O público do Festival de Teatro de Almada , usualmente muito generoso no acolhimento prestado às obras representadas no seu Festival , vaiou "Operários" !, coisa que eu nunca tinha visto acontecer em décadas de Festivais almadenses .

O outro espectáculo, "Rumor e alvoradas", representado pelo colectivo belga Raoult Collectif , desmonta a forma de trapacear dos "mírdias" num libelo satírico contra o pensamento único neoliberal, que foram repescar ao chavão cunhado por Margareth Thatcher, "There is no alternative" ( TINA ) ou, em portuga, "Não existe alternativa"
Cinco actores em palco, sem nenhuma actriz, representando homens da Rádio, "mas somos todos a favor do feminismo !", personificando as posturas politicó-sociais que vão dos ex-trotskistas de Maio de 68, passando pelo amante suave das espécies em extinção e da ecologia, ao defensor das empresas privadas de média estatura, ao propagandista do liberalismo político-económico ( porque isso das nacionalizações, do colectivismo  forçado, provou que não resulta, que conduz a um totalitarismo de esquerda" ) trocam opiniões e confrontam-se aos micros da rádio, na sua última emissão, pois foram informados por um telex, em cima da hora, que o seu programa foi encerrado e, em princípio, estarão todos desempregados.
Além das ideologias em confronto, instala-se também entre eles a suspeição, a suspeita de que podem estar a ser traídos por dentro.
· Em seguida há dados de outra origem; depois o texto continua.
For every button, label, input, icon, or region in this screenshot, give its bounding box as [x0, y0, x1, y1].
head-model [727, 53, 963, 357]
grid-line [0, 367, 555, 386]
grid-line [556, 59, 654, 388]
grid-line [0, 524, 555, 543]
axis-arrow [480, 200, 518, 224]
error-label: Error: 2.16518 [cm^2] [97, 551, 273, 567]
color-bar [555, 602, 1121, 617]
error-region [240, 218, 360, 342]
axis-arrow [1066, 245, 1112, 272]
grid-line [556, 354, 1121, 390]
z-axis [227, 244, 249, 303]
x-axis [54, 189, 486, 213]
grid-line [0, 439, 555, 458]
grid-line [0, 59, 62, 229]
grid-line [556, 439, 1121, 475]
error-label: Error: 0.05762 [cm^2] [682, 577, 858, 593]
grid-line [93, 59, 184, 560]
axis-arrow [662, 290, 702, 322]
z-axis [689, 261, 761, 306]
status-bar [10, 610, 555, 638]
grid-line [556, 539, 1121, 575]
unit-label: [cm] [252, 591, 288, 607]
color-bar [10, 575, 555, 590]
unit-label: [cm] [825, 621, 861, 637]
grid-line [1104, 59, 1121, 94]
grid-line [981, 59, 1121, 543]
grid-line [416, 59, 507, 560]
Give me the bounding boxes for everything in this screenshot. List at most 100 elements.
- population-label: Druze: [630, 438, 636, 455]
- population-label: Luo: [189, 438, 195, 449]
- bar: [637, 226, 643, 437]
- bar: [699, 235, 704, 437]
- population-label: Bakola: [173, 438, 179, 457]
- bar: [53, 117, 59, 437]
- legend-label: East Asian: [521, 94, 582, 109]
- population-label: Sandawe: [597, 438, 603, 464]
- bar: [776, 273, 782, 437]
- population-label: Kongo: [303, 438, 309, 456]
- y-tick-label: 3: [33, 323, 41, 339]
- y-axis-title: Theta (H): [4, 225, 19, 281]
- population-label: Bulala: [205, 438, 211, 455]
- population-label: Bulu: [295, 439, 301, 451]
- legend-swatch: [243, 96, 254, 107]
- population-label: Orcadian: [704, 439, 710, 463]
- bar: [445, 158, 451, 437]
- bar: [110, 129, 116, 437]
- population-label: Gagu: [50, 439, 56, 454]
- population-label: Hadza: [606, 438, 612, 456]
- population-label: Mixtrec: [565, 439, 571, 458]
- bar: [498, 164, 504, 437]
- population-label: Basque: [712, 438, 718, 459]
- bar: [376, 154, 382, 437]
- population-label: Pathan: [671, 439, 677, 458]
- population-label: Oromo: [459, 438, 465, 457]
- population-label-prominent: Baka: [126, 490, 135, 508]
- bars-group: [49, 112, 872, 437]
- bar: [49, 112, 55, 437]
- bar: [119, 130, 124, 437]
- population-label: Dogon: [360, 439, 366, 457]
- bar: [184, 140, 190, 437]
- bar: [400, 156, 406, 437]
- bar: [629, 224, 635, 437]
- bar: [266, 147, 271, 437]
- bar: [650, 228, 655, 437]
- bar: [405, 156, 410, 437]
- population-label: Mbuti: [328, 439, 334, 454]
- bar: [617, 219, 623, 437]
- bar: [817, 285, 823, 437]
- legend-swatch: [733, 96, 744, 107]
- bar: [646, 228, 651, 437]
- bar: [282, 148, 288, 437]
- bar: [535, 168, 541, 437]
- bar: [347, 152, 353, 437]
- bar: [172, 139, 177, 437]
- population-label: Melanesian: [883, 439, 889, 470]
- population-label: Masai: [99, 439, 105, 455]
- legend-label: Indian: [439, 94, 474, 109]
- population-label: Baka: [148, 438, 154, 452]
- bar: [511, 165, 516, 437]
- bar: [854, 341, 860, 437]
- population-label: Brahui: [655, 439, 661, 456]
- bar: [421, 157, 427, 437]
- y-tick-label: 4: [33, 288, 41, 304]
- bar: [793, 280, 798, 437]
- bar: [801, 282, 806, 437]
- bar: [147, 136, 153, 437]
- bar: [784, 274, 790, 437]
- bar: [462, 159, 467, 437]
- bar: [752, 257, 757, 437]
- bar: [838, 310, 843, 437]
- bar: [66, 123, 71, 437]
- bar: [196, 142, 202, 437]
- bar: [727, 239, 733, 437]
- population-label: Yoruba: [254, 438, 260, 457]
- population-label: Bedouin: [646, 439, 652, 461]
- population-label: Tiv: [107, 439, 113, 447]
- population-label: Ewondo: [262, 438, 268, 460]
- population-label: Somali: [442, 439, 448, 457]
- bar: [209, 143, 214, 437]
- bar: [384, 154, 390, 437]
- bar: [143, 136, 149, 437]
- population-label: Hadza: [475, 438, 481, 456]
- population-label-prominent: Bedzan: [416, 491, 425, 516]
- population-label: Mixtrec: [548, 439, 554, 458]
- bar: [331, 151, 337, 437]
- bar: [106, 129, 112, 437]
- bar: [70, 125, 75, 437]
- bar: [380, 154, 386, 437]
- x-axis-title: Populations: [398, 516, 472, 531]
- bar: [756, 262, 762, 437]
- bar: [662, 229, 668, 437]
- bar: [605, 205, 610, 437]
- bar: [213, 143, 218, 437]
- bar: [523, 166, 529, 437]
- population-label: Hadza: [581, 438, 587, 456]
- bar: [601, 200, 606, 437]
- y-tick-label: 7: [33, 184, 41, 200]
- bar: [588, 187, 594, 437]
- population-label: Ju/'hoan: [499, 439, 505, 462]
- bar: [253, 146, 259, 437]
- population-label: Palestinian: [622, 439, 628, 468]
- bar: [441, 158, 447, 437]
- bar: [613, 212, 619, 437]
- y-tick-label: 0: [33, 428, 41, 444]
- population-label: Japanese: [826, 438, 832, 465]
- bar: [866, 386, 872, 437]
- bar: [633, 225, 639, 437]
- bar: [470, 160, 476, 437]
E tudo isto é tratado num diálogo de associações delirantes e cómicas, que a finalizar simula entrar em diálogo aberto com o público para demonstrar "que não existe alternativa".
O público do palco da D. António da Costa obrigou os 5 actores a voltar à ribalta numa trovoada de palmas.
Em minha opinião de leopardo canhestro pode encontrar-se no "Rumor e alvoradas" um sério candidato a vencedor do Fesival.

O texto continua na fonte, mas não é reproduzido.